Safaricom responds to Orange’s Hola Tariff with launch of “Chattitude” bundle

chattitudevshollaSafaricom has today Kshs 10 per day bundled offering in a move being seen as a reaction to Orange’s Hola Tariff which was launched in early 2012.

With Safaricom’s bundle tariff called Chattitude – which, just like Orange’s Hola, is mostly targeted at the youth segment – customers will be able to access Facebook, Twitter and WhatsApp for a day at Kshs.10 a day, which roughly translates to Kshs 300 a month.

On the hand, the Orange Hola tariff is rechargeable via a daily Kshs 10 subscription, enables pre paid customers to enjoy round the clock, free on net calls to other Orange Mobile users, free on net SMSs, 20 free off net SMSs and 10 MB of data daily. With Hola, Orange users also have free and complete access to social networking site – Facebook. To subscribe, one dials *10#

“The youth have really been behind the increasing demand for data, to support their preferred communication channels. With this campaign, we are not only offering a solution to the cost associated with access, but we’ve gone a step further to map it to relevant content”, said Safaricom CEO, Bob Collymore.

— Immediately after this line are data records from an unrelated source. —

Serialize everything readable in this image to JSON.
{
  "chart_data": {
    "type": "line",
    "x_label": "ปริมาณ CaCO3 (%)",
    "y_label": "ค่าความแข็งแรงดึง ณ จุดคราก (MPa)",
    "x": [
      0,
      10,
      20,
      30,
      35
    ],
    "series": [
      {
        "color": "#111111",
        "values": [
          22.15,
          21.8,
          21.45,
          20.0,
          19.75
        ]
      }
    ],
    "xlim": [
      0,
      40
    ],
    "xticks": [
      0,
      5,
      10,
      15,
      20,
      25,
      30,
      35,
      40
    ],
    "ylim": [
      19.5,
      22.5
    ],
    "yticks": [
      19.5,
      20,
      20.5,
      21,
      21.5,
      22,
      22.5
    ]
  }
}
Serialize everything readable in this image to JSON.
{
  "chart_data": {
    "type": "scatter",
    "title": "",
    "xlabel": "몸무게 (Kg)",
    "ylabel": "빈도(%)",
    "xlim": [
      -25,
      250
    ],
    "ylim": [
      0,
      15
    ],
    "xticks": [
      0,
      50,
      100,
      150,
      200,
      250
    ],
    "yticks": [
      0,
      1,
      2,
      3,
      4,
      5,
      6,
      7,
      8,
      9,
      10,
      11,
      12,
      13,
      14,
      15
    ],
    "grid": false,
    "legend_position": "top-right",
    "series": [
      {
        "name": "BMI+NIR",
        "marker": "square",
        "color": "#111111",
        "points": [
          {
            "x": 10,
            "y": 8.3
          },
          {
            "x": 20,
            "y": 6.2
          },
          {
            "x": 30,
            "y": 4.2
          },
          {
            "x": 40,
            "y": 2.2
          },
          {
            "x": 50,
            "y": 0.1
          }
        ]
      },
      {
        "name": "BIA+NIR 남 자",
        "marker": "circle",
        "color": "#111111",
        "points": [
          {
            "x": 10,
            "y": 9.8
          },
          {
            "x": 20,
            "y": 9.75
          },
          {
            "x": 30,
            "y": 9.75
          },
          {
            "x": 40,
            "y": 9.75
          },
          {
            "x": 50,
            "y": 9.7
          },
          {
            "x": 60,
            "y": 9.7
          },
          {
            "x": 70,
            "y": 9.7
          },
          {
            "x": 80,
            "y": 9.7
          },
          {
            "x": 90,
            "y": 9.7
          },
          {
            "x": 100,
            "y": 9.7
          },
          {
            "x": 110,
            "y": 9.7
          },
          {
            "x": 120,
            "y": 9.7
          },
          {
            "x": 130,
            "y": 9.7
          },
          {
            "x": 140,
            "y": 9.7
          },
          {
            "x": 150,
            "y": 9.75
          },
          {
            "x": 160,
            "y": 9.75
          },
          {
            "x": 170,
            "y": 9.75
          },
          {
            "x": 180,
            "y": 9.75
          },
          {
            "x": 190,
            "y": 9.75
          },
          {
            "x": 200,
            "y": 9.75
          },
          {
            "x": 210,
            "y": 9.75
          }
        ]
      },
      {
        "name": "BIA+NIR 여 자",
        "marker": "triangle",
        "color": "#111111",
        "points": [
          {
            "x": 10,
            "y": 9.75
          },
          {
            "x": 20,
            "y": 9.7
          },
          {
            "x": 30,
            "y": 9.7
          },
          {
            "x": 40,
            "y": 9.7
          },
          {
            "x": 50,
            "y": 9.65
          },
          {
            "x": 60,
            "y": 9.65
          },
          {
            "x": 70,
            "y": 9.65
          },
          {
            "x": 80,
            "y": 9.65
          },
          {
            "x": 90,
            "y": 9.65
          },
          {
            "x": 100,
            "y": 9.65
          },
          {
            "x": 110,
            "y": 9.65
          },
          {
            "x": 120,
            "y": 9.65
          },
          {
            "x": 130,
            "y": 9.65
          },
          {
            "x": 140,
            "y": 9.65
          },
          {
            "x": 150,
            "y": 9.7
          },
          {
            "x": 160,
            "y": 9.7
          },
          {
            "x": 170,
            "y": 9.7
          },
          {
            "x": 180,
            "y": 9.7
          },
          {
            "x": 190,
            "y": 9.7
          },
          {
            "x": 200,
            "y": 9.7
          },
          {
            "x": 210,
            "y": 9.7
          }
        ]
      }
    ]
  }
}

Collymore added that the Kshs.10 daily bundle will automatically renew after every 24 hours and in the event that the bundle fails to renew due to lack of funds then access to the three sites will be charged at normal cost.

Safaricom’s data customers currently stand at 9.1 million, with over 1.3 million customers already using smartphones. Over 20 million megabytes are used every day, on the network. Data revenue for Safaricom has grown from 13% in FY 2009 to 29% in FY 2012. Last year data revenue grew by 23% growth.

Overall internet usage in Kenya rose 11.6 per cent in the last quarter of 2012 driven by high mobile usage. This is reflective of the overall growth patterns in Africa where the internet and broadband sectors have experienced exponential growth in recent years due to improved infrastructure, the introduction of affordable mobile phones and lower tariffs.

A growing middle class and a more discerning youth are also driving increased data usage both in Kenya and on the continent. That said, Africa still has some of the lowest penetration rates in the world.